İYİ Parti Bursa Milletvekili Selçuk Türkoğlu’nun söz konusu soru önergesinde şu sorulara yanıt aradı:

"SORU 1- İsviçre’deki Ukrayna Barış Konferansı’na, Fener Rum Patriği Bartholomeos, iddia edildiği gibi “Ekümenik” sıfatıyla mı oturmuştur?
SORU 2- Bu sıfatla oturmuşsa, bu olay Türkiye Cumhuriyeti Dışişleri Bakanlığı’nın bilgisi dahilinde mi yaşanmıştır?
SORU 3- Şayet öyleyse; Bartholomeos barış görüşmeleri gibi “devletlerarası hukuku” ilgilendiren bir toplantıda neyi veya kimi temsil ederek o masada oturmuştur?
SORU 4- Fener Patrikhanesi, Lozan Antlaşması çerçevesinde, sadece Türkiye’deki Rum Ortodoks cemaatinin dini kurumuysa, bu durum Türkiye’nin bağımsız bir devlet olduğunu kabul ve teyit eden Lozan Antlaşmasının ihlali değil midir?
SORU 5- Bu hamle; ABD’nin de desteklediği, Fener Patrikhanesini “Vatikanvari” yetkilerle donatma ve dünyadaki tüm Ortodoks cemaatinin temsilcisi sıfatıyla güçlendirmesine fırsat vermez mi?
SORU 6- Büyük Ortadoğu Projesiyle doğudan kuşatıldığı, sığınmacılar operasyonuyla da adeta içeriden işgale çalışıldığı tartışılan ülkemizin; bu kez de Batı’dan, “dini liderlik kılıfı altında” zayıf düşürülmek istenmesine, Türkiye Cumhuriyeti Dışişleri Bakanlığı, devletimiz adına “resmi bir tavır” geliştirecek midir?

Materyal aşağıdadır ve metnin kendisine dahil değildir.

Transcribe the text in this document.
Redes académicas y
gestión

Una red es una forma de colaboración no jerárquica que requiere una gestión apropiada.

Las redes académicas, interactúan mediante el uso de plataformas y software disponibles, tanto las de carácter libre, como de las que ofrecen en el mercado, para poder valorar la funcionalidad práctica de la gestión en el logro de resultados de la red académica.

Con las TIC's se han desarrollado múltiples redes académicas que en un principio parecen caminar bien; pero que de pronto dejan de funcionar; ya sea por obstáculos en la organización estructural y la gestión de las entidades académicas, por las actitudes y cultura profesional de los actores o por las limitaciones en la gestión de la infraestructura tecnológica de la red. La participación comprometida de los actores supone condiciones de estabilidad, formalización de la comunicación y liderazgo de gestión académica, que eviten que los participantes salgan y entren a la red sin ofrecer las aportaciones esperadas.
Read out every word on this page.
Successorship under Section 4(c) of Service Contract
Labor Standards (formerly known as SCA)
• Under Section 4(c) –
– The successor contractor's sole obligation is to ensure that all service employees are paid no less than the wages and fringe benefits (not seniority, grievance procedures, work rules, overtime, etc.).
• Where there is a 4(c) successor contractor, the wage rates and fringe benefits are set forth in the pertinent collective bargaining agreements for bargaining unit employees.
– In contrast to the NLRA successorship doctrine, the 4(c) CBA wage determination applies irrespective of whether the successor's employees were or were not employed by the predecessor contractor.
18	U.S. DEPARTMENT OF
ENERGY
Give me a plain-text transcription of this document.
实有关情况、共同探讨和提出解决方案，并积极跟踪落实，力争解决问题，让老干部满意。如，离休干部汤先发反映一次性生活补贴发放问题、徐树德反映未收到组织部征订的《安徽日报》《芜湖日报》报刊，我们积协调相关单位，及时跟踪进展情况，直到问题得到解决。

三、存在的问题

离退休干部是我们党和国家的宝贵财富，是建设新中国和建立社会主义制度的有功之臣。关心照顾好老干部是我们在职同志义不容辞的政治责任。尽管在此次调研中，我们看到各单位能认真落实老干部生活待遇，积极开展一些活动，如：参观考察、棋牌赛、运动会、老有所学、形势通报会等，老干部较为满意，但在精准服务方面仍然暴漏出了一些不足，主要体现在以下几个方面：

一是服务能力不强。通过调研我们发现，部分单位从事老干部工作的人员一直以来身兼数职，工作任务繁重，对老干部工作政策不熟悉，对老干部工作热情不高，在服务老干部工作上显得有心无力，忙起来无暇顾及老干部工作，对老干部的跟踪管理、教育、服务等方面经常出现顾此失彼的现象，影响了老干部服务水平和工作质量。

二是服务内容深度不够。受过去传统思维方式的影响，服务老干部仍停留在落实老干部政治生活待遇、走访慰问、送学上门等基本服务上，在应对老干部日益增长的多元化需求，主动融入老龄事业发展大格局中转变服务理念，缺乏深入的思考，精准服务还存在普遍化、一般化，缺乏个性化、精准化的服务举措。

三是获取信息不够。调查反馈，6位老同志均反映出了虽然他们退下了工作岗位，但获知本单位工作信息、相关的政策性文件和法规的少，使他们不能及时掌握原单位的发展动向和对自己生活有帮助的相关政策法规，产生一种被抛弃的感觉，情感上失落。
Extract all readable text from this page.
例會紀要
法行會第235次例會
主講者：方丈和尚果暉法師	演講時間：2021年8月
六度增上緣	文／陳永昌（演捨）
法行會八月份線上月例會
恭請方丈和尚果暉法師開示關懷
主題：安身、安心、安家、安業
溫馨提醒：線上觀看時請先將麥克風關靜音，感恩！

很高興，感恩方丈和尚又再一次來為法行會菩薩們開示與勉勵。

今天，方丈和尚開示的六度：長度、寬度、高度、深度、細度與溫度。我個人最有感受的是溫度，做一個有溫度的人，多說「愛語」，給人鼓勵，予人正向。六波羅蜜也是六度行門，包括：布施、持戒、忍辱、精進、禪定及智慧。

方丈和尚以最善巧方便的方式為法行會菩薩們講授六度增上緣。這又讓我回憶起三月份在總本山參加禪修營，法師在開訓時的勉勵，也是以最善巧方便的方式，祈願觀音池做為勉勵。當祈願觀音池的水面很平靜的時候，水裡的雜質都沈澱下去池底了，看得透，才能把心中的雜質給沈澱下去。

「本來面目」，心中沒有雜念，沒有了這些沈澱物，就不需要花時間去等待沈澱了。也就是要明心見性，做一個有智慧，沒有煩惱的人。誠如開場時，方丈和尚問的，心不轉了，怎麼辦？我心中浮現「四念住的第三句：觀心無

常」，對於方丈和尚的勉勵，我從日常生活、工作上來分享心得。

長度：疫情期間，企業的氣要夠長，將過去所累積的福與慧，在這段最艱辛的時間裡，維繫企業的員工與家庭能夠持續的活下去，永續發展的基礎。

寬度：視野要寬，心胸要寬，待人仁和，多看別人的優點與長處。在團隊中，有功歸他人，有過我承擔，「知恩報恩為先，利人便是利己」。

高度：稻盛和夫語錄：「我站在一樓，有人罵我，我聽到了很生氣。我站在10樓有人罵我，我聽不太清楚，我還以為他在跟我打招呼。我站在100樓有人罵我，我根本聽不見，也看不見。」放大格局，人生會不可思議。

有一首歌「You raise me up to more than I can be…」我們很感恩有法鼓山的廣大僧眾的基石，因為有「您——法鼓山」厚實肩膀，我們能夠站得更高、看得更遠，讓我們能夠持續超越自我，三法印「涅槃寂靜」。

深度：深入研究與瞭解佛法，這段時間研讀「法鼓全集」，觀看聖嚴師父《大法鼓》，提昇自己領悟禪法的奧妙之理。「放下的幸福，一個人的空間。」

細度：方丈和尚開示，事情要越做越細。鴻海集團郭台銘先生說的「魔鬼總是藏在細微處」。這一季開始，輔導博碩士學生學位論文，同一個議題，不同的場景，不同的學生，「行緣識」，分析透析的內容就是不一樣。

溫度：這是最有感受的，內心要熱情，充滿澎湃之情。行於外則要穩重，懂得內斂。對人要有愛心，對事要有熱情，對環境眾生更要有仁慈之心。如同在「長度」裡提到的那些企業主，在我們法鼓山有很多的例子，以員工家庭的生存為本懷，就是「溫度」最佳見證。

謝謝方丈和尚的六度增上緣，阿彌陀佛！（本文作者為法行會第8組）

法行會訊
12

SORU 7- Ülkemizin hak ve menfaatlerini; Ukrayna barışına feda etmenin toprak bütünlüğümüzü ve dahi bağımsızlığımızı tehdit eden, “kabul edilemez bir taviz” anlamına geliyorsa, bunun çok daha “ağır bedeli” veya milletimizin bugün için öngöremediği “gizemli kazancı” ne olacaktır?”